His first play, which he delivered in just 5 days, was Barefoot in the Park (later also a hit movie).  Written by Neil Simon and starring Robert Redford in one of his breakthrough roles.  Speaking on the Sky documentary “Becoming Mike Nichols”  Nichols talked about the process of creating the play, which included a lot of rewrites and improv – his preferred way of working.

New job, lots to prove, 5 day turnaround, script unfinished.  Quite a challenge.

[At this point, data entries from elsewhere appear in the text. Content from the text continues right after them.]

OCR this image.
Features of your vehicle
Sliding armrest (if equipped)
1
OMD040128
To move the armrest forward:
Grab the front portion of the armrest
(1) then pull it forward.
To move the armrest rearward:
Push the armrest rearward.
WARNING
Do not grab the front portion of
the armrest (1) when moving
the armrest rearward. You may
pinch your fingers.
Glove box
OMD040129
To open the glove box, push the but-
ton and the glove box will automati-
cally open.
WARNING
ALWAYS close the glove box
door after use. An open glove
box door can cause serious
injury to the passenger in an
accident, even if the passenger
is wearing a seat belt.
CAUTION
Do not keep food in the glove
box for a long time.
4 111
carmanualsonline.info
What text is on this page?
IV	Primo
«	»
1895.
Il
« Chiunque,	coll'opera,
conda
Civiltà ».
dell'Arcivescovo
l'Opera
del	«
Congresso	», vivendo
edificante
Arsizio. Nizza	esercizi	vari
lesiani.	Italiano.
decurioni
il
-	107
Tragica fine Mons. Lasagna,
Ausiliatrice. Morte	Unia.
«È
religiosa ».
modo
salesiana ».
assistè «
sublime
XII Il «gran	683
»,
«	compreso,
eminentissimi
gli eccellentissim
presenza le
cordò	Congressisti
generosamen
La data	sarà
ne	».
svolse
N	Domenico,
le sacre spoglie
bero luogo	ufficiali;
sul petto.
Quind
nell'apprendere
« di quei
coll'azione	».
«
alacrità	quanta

He said that the play was funny, but didn’t have an ending, and though he and Simon wracked their brains they couldn’t find a good third act.  The breakthrough came from an older friend of Nichols who watched a rehearsal.  The writer Lillian Hellman commented on one scene saying that she had a much better idea for it.  She thought that the mother-in-law of the lead character played by Redford might sneak off with the rakish elderly gentleman who lived upstairs for a fling.  This in fact wasn’t the plot, but as Nichols considered it this actually was the twist that the play needed – the action that allowed the resolution of the stormy new marriage of the main plot.

Nichols as a younger man, more of an age of the young married couple who star in the show, couldn’t imagine the mother-in-law (in her 50s) having illicit sex with the man upstairs.  As he reminisced about it he sounded somewhat shocked even in retrospect.  What was clear was that without Hellman, a women in her late 50s, the 30 something men who were writing and directing would neither have considered, nor felt permission, to add this charming twist to the plot.

Nichols and Simon, two men in their thirties, stumped creatively and saved by listening to the voice of a woman who because of her age, is fairly invisible in traditional creative departments.

As MediaCom’s global ceo of creative systems Stef Calcraft writes: “Here’s to the creative ones, and that can be all of us”.  If it isn’t all of us, really all of us, in our full differences in every respect (including age), there just won’t be as much creativity.

That was the first of the 48 ways to transform creativity.  The others I will come back to in future blogs.